The first thing BA got wrong was the year end date. 1-Apr is slap bang in the middle of easter – three of the next ten easters fall in March. Passengers who travel around easter may (re)qualify for status in one year but not others. BA will lose many over the long term.
It looks like the date was chosen by accountants as it is aligned with the financial year. What customers might think was clearly not taken into account.
1-Feb or even 8-Jan after Christmas & new year would have been better. Or 1-Oct/8-Sep after the northern summer holidays. Maybe even 1-Jun after the business travel season and before the summer could have been a candidate. The end of the tax year has nothing to do with travel.
BA’s second mess up was in communication. The e-mail telling everyone about the change says “we’re changing your Tier Point collection period to make things a little simpler”. The market response shows it was anything but. It has all the hallmarks of something designed and extensively discussed by a committee in an ivory tower.
The third gremlin was timing. BA think they are being generous by offering effectively a year’s grace period. But it turns out that is not enough – as suggested by Trevor, they really needed two.
Doing those three things differently would have been sensible tactics. But they are really addressing the symptoms not the cause. What needs to change at airlines like BA and others is the stake-holding that staff and ordinary decision-makers have in travel and loyalty with their own carrier.
When airline staff travel for work they do so using the airline’s own zero fares. They do not earn Avios or TP and are probably grateful just to have a Club seat, or indeed anything other than a jump seat, since who gets the nicer places to sit is determined by a combination of seniority and length of tenure.
If airlines like really want to understand their customers, they need to become customers themselves. They need to know what it means to plan, collect points and make aspirational redemptions. It is not enough to ask NorthernLass, Ian, PETER & Trevor what they think in focus groups. Airline managers need to BE themselves like their travellers.

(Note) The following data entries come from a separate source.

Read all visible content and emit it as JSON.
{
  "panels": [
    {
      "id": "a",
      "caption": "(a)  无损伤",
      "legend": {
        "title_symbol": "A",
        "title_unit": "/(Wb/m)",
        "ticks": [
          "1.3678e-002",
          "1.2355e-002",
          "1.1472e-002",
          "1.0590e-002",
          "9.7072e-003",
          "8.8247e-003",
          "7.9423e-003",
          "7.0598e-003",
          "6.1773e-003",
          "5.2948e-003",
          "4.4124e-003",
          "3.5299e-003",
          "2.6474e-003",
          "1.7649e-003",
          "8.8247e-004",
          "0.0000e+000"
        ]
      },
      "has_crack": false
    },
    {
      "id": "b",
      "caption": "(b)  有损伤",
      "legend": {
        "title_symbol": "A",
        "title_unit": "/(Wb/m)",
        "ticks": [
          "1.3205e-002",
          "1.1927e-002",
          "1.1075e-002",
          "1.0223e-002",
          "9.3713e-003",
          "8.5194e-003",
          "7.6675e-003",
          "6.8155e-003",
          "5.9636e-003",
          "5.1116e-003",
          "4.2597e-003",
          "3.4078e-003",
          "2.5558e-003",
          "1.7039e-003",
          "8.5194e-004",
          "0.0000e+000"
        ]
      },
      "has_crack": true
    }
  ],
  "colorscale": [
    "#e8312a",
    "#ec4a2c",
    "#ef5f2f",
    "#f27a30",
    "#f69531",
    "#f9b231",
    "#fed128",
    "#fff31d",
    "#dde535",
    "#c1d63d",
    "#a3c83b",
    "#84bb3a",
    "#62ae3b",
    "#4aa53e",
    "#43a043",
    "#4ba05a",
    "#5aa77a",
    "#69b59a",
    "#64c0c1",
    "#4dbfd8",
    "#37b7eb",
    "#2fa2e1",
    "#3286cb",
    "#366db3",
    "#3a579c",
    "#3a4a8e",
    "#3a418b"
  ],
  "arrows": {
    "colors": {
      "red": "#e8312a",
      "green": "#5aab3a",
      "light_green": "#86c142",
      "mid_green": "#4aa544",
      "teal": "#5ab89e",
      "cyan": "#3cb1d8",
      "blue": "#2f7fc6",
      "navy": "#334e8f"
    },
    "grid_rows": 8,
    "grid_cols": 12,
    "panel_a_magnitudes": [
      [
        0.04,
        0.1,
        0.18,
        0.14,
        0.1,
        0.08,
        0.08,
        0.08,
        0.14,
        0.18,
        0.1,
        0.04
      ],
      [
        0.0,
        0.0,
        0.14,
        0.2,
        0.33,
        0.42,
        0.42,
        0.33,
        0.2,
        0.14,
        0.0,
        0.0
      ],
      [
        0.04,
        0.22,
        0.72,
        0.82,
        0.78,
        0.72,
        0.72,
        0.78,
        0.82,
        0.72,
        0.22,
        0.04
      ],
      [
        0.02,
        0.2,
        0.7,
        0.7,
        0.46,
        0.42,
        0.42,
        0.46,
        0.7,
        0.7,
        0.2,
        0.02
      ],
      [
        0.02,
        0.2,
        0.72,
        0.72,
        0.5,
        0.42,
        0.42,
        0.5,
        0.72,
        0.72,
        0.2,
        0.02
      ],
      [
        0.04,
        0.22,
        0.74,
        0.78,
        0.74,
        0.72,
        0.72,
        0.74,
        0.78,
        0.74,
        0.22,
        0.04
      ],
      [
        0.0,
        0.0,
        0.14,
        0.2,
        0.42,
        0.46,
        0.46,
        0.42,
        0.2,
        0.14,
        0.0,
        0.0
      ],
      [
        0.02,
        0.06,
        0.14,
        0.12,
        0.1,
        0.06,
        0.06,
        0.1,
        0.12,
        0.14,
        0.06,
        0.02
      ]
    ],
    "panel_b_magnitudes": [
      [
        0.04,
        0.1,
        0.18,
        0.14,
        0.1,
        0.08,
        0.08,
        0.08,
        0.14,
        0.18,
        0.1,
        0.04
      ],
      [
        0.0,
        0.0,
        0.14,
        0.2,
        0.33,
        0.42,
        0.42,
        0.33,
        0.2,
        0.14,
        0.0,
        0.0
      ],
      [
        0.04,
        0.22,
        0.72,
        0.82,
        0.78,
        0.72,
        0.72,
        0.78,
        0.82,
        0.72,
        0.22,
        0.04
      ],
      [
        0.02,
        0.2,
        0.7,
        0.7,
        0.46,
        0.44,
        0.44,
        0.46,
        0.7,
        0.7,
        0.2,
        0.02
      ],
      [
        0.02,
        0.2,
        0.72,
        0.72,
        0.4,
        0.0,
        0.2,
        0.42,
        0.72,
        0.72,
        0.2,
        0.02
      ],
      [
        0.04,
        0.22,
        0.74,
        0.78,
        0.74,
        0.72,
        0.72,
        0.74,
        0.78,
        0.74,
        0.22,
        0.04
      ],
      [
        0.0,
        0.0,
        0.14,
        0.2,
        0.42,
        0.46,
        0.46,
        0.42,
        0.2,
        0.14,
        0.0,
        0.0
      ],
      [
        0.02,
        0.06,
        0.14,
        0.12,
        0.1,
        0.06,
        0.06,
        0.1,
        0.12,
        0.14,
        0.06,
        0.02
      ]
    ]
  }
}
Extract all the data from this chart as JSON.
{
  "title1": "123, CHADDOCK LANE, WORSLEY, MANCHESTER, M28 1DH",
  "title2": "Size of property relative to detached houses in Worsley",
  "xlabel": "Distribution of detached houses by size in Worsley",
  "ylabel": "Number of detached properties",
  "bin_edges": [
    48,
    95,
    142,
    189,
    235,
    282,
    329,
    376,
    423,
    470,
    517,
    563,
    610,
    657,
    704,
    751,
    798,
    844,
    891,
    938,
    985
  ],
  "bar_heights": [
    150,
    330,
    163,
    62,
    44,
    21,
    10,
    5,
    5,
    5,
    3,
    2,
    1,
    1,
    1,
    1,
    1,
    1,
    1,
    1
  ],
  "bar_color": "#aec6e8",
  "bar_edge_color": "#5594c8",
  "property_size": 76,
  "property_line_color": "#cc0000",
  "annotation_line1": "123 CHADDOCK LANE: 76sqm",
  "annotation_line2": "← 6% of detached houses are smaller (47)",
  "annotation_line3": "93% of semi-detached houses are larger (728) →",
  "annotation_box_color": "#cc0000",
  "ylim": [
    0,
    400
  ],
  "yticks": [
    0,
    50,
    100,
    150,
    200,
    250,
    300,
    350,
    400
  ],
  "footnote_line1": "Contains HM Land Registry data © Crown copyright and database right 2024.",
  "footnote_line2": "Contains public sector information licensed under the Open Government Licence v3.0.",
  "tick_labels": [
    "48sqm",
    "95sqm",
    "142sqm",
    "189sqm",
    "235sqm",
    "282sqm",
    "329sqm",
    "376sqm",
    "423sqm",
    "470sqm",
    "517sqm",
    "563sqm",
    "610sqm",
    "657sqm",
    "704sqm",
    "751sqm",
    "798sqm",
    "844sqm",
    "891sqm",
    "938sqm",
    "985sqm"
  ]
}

Here is a three point plan to make that happen:
1. Every commercial manager must fly once a year on a revenue ticket in every cabin, paying for the ticket themselves and reclaiming through expenses – let them feel the pain of seeing the expensive fares hit their credit card statement but also let them see the rewards start to flow and enjoy planning to use them for their own family’s holidays
2. Duty travel should earn Avios and TP, just like for regular business travellers, with either participation in the standard frequent flyer programme or a special (better, not worse!) programme for the airline’s staff
3. Abandon the “industry discount” ID00/90/50 model and offer a staff discount against the regular fare instead offering full commercial benefits – to be fair to BA, I believe they already have something similar called the “hotline” and they should build on that. Other airlines should too.